Killington lacks a town center, a single place that makes you feel you've arrived, and perhaps a soul as well; Killington is wherever you park. This town is so tied to the ski hill that it actually renamed itself after the mountain and resort in 1999; before that, it had been called Sherburne. Since the mountain was first developed for skiing in 1958, dozens of restaurants, hotels, and stores have sprouted up along Killington Road to accommodate the legions of skiers who descend upon the area during the ski season, which typically runs from October well into May, and sometimes even into June.
Killington's current owner has heard the complaints about the lack of village ambience, and is setting out to make some changes.

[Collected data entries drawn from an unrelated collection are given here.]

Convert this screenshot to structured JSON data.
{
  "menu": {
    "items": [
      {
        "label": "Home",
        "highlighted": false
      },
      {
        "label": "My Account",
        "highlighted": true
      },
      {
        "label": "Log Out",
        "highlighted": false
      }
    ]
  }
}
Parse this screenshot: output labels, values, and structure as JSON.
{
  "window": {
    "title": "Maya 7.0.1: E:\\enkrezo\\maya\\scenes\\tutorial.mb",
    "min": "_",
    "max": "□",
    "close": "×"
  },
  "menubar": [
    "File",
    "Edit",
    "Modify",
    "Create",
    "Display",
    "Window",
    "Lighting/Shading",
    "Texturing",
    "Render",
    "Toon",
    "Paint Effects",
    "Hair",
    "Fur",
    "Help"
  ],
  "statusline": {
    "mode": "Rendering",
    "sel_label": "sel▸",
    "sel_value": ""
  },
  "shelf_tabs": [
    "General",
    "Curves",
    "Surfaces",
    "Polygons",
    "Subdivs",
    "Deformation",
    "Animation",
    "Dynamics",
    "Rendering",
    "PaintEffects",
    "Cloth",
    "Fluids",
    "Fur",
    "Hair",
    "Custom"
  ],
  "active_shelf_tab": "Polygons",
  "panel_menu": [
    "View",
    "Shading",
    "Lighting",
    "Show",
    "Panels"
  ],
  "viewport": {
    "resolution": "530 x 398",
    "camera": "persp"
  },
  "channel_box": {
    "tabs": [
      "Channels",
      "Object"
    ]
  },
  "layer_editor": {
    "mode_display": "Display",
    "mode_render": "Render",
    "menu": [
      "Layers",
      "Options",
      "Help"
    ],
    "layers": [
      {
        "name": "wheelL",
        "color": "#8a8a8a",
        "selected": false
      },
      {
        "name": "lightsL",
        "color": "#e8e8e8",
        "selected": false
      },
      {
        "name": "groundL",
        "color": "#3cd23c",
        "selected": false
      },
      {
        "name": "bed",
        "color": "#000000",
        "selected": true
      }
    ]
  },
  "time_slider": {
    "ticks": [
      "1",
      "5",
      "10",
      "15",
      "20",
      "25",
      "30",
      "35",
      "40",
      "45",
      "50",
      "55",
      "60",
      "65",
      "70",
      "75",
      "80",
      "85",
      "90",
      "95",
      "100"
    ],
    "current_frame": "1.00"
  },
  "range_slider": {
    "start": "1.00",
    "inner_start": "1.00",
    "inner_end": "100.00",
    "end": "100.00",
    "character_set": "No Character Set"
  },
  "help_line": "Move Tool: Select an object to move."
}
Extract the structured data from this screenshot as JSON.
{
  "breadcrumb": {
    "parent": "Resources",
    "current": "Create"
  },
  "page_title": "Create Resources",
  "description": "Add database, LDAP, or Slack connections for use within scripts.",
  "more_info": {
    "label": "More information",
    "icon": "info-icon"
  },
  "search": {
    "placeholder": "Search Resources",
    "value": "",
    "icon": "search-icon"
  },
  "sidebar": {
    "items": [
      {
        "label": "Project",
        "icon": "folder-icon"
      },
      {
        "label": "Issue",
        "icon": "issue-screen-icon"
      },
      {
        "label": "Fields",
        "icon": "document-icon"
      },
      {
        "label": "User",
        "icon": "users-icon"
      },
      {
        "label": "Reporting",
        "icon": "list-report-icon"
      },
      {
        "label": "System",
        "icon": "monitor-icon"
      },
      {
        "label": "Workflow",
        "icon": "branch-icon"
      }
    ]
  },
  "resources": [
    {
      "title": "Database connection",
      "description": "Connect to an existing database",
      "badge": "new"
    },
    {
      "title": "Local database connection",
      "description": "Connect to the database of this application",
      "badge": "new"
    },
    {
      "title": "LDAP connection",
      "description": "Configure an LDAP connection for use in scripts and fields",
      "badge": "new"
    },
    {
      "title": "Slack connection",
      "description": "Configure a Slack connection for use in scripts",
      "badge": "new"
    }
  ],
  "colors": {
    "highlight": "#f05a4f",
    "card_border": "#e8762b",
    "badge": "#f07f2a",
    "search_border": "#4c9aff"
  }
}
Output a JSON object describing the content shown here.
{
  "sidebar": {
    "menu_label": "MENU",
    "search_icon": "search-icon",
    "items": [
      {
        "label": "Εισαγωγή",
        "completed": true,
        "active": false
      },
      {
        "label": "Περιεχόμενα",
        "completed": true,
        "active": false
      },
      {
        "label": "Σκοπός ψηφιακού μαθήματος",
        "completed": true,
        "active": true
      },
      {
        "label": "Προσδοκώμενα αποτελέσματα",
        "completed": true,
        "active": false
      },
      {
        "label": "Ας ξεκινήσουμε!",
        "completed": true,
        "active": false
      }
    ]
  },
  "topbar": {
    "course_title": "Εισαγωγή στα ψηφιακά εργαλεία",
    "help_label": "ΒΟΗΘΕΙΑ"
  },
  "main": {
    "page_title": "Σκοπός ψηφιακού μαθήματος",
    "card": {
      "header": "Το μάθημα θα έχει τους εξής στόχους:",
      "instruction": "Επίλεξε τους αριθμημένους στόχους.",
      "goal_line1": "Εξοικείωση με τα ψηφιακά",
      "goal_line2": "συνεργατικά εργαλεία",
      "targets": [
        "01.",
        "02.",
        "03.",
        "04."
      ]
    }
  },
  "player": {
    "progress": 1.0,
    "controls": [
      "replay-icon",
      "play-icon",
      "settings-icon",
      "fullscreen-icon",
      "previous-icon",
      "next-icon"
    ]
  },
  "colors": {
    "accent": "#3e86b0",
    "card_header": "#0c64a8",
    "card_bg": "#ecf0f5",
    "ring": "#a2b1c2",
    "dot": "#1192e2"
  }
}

The resort hired the same group of architects who conceived the village at British Columbia's Whistler-Blackcomb to come up with a design that would be pedestrian-friendly and give the resort more of a focal point. Among the plans: an amphitheater and a mix of lodges and restaurants to appeal to folks of various means. This village center will supposedly be built in phases over the next several decades, so expect construction and possible disruptions on the hill between Killington Base Lodge and Ram's Head.
Until the proposed new village comes to life, Killington is the access road. Brightly lit and highly developed, there's not much to remind visitors of classic Vermont between Route 4 and the base lodge. Suburban-style theme restaurants dot the route, along with dozens of hotels and condos ranging from fancy to dowdy.